The application window for the Lump Sum Exit Scheme finally opened on 12 April after Defra published its paper on the scheme (and more recently detailed regulations) in February. The intention is to give farmers in England (the devolved nations are not part of this initiative) a financial incentive to leave the industry.
On the face of it, it’s a reasonable offer: a one-off lump sum, as a capital payment, in lieu of the direct payments you’d otherwise have received if you’d continued farming until 2027 subject, of course, to various provisos. The original idea behind the proposal was to encourage more farmers to retire completely from the business of farming, freeing up the land via sale, lease, transfer or gift, to the next generation or to new entrants. Now that we have the detail of what the scheme entails, will it actually deliver what the government intended? Does it represent a fair deal for farmers? And it can it work if the retiring farmer is part of a more complicated partnership or corporate structure?
Will it deliver what the government intended?
For those not born to farming, entering the sector can be difficult, particularly if they want to farm their own land. The government’s answer is to persuade farmers nearing retirement to hang up their boots in favour of new entrants. Given that the amount retiring farmers will receive is capped at £99,875 (a figure based on a maximum ‘reference’ amount of £42,500 x 2.35), no one will be able to retire on this sum alone without other pensions or income streams. It is certainly very unlikely to appeal to anyone whose average BPS income exceeds the cap. Nonetheless, for those farmers who have been thinking of selling, or transferring the business, lock, stock and barrel to the next generation, this additional nest egg might provide the necessary nudge. Overall, it is unlikely to encourage the numbers of retirees the government is hoping for.
Is it a fair deal?
The government has opted to subject the lump sum to capital gains rather than income tax which makes the prospect more appealing. For those farming smaller acreages and for those in marginal areas, this might provide the right opportunity to exit before 2027 and the withdrawal of all subsidy payments. Farmers whose BPS entitlements are considerably more than the cap, even with the tapered withdrawal of subsidy payments, are less likely to benefit. However, the terms of the deal are absolute: all applicants must have been eligible for BPS in 2018; land must be transferred, sold or gifted (or, if a tenancy, surrendered, assigned or transferred by succession) by 31 May 2024; and all BPS entitlements surrendered. Given that the application window is only six months long (April – September 2022), applicants can continue to apply for the BPS both this year and next just in case their application fails. If it succeeds, the BPS payments received will be deducted from the lump sum. If applicants have already entered into grant agreements such as the SFI or certain environmental options, they will have to repay anything they have received under those schemes. So, is it fair? Yes for some – but it is of questionable value for many.
Will it work for partnerships?
As we see in the Moreton v Moreton case, the law of unintended consequences has a habit of intervening when partnership structures, share allocation, and land and asset ownership are not considered in the round, and properly and clearly documented.
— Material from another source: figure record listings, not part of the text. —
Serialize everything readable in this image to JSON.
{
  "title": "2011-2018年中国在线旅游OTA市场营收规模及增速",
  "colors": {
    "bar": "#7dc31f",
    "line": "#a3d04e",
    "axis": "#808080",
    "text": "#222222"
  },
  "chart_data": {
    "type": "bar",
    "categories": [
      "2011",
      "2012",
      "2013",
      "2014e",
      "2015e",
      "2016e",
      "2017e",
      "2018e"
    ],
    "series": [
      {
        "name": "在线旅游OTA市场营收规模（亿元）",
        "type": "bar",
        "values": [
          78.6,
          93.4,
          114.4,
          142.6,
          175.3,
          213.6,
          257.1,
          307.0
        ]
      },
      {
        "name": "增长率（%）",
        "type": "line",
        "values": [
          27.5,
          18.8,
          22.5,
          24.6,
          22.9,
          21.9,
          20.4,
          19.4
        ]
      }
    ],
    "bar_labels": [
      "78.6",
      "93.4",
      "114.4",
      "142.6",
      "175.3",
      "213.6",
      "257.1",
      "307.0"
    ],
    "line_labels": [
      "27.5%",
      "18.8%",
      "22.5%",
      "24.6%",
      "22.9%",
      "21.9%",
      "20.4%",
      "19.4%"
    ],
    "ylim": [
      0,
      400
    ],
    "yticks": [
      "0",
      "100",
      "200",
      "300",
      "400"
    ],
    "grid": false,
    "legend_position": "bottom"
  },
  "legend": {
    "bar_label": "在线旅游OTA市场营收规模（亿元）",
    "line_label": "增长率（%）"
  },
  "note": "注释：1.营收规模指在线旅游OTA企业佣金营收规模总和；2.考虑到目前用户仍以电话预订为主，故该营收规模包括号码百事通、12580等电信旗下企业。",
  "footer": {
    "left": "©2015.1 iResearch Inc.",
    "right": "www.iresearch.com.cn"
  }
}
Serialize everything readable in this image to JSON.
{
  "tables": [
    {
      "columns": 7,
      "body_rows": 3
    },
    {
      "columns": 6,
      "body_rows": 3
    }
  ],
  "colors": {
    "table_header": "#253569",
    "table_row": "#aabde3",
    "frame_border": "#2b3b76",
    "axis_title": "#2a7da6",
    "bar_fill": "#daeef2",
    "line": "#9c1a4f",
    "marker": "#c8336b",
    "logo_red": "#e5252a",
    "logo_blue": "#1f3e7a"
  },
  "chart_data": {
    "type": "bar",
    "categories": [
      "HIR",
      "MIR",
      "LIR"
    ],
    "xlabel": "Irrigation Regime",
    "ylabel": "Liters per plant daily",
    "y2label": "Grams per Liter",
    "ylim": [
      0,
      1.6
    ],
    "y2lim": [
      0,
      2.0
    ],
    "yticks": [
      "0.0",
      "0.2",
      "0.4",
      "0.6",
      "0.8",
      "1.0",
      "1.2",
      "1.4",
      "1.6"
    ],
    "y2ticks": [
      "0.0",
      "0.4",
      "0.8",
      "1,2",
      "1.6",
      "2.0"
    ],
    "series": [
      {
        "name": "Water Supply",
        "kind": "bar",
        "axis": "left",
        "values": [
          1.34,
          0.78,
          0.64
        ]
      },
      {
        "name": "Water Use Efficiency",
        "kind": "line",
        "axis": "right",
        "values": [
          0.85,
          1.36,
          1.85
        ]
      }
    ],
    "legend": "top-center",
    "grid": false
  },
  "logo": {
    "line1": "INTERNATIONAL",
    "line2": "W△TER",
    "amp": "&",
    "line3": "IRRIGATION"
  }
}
The exit scheme allows for partners holding more than 50% of the profit allocation (or spouses holding over 50% between them) to apply for the lump sum providing they transfer all the land held in their name to the other partners, surrender the BPS entitlements attached to that land, and leave the business entirely. The remaining partners can continue to farm and apply for other grants but they cannot claim any entitlements on the transferred land. This will also affect the total amount of delinked payments, which take effect from May 2024, that can be claimed as they will be determined by previous BPS entitlements.
For this to work, partners will have to have a clear audit trail of who owns what, where, and since when - otherwise they risk falling foul of the scheme requirements. For many farming partnerships, trying to disentangle the web of ownership across different generations will be a major undertaking. It also means that the older generation have to properly retire from the farm. That may be a step too far for some.
Recipients of the lump sum can remain in the farmhouse after they have transferred / sold their land - but separating the house from the land has inheritance tax implications as the former will no longer be eligible for APR. There may also be capital gains tax implications for the continuing partners in the business if land is gifted to them which has a very low acquisition value and a hold over claim is made. Likewise, retiring tenant farmers will need to have additional funds as the lump sum will not be sufficient to buy a house. An alternative to getting rid of the land could be to plant it with woodland (which would need to be done by 31 May 2024) but again, there are tax implications depending on how the wood is used. Finally, any gains from selling the land will be subject to tax unless they are reinvested in qualifying assets (such as a business or other land).
In short, this scheme is likely to have limited appeal for the majority of farmers. Although there is nothing to prevent them pursuing other jobs, such as contracting, or working as an employee, the sums involved are not life changing and for some will create additional tax liabilities. However, for those already thinking of leaving the industry – and particularly for those in partnerships – it is worth doing the calculations but only in conjunction with an adviser who is au fait with the tax and other implications.